Prostatakrebs - Prostatakarzinom - Ursachen
Ursachen
Warum ein Prostatakrebs entsteht, ist bislang noch weitgehend ungeklärt. Es wird angenommen, dass das männliche Geschlechtshormon Testosteron eine tragende Rolle spielt. Als weitere Risikofaktoren werden Alter, erbliche Veranlagung und Umweltfaktoren, z.B. Nahrungsgewohnheiten, benannt bzw. diskutiert.
Die genauen Ursachen der Entstehung von Prostatakrebs sind den Wissenschaftlern bis heute nicht bekannt. Mit Sicherheit lässt sich lediglich sagen, dass das Alter und das Hormon Testosteron Faktoren sind, die das Risiko für die Entstehung der Erkrankung erhöhen. So ist die Mehrheit der Patienten über 60 Jahre alt, wenn die Krankheit festgestellt wird.
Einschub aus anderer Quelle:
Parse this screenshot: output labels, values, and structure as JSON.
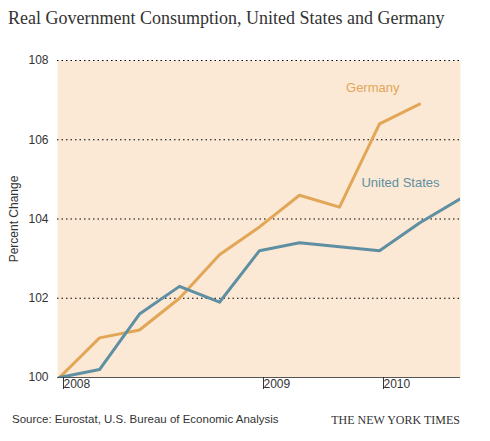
{
  "chart_data": {
    "type": "line",
    "title": "Real Government Consumption, United States and Germany",
    "y_label": "Percent Change",
    "source": "Source: Eurostat, U.S. Bureau of Economic Analysis",
    "credit": "THE NEW YORK TIMES",
    "categories": [
      "2008",
      null,
      null,
      null,
      null,
      "2009",
      null,
      null,
      "2010",
      null,
      null
    ],
    "series": [
      {
        "name": "Germany",
        "color": "#e2a657",
        "values": [
          100,
          101.0,
          101.2,
          102.0,
          103.1,
          103.8,
          104.6,
          104.3,
          106.4,
          106.9,
          null
        ]
      },
      {
        "name": "United States",
        "color": "#5e8fa2",
        "values": [
          100,
          100.2,
          101.6,
          102.3,
          101.9,
          103.2,
          103.4,
          103.3,
          103.2,
          103.9,
          104.5
        ]
      }
    ],
    "ylim": [
      100,
      108
    ],
    "yticks": [
      100,
      102,
      104,
      106,
      108
    ],
    "grid": true
  }
}
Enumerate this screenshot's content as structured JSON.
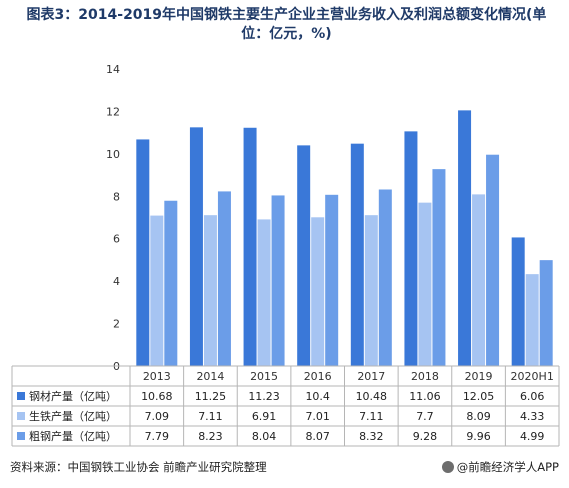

Zudem nimmt die Wahrscheinlichkeit zu erkranken im Alter zwischen 50 und 85 Jahren um das 40fache zu. Darüber hinaus scheint das männliche Geschlechtshormon Testosteron für die Entstehung des Prostatakrebses unabdingbar zu sein. Es wird im Hoden und im geringeren Maße in der Nebenniere gebildet und beeinflusst die Prostatafunktion. Männer, die kurz vor oder nach der Pubertät ihre Hoden verloren haben, erkranken sehr selten an einem Prostatakarzinom.
Studien zufolge spielt auch die erbliche Veranlagung eine Rolle. Danach haben Männer mit einem erkrankten Vater oder Bruder ein zweifach erhöhtes Prostatakarzinom-Risiko. Kommen noch Großvater und Onkel hinzu, steigt die Gefahr auf das 50-Fache. Experten gehen davon aus, dass etwa 5-10% aller Prostatakarzinome erblich bedingt sind. Bei familiärer Vorbelastung steigt zudem das Risiko, bereits vor Erreichen des 50. Lebensjahres an Prostatakrebs zu erkranken.
Ferner häufen sich die Fälle von Prostatakrebs im Zusammenhang mit bestimmten äußeren Einflüssen, z.B. mit bestimmten Ernährungsweisen. So wurde im Zusammenhang mit einer ballaststoffarmen und an tierischen Fetten reichen Ernährung vermehrt Prostatakrebs festgestellt. Ein Mangel an Vitamin D scheint die Krebsentstehung ebenfalls zu begünstigen. Es wird über die Nahrung zugeführt. Zudem ist die Vitamin-D-Bildung vom einwirkenden Licht abhängig. Eine Untersuchung zeigte, dass an Orten mit viel Sonne weniger Prostatakrebsfälle auftraten als an Orten mit geringer Sonneneinstrahlung. Bislang existiert aber noch keine wissenschaftliche Bestätigung dieser Hypothese. Neben den genannten Ernährungsgewohnheiten stehen auch bestimmte Stoffe im Verdacht, das Prostatakrebsrisiko zu erhöhen, z.B. Kautschuk oder Kadmium. Aber auch hier fehlt der wissenschaftliche Beweis.
Andere Faktoren wie Sexualverhalten, Virusinfektionen, die gutartige Prostatavergrößerung oder die Durchtrennung der Samenleiter (Sterilisation) stellen nach heutigem Kenntnisstand keine Risikofaktoren dar.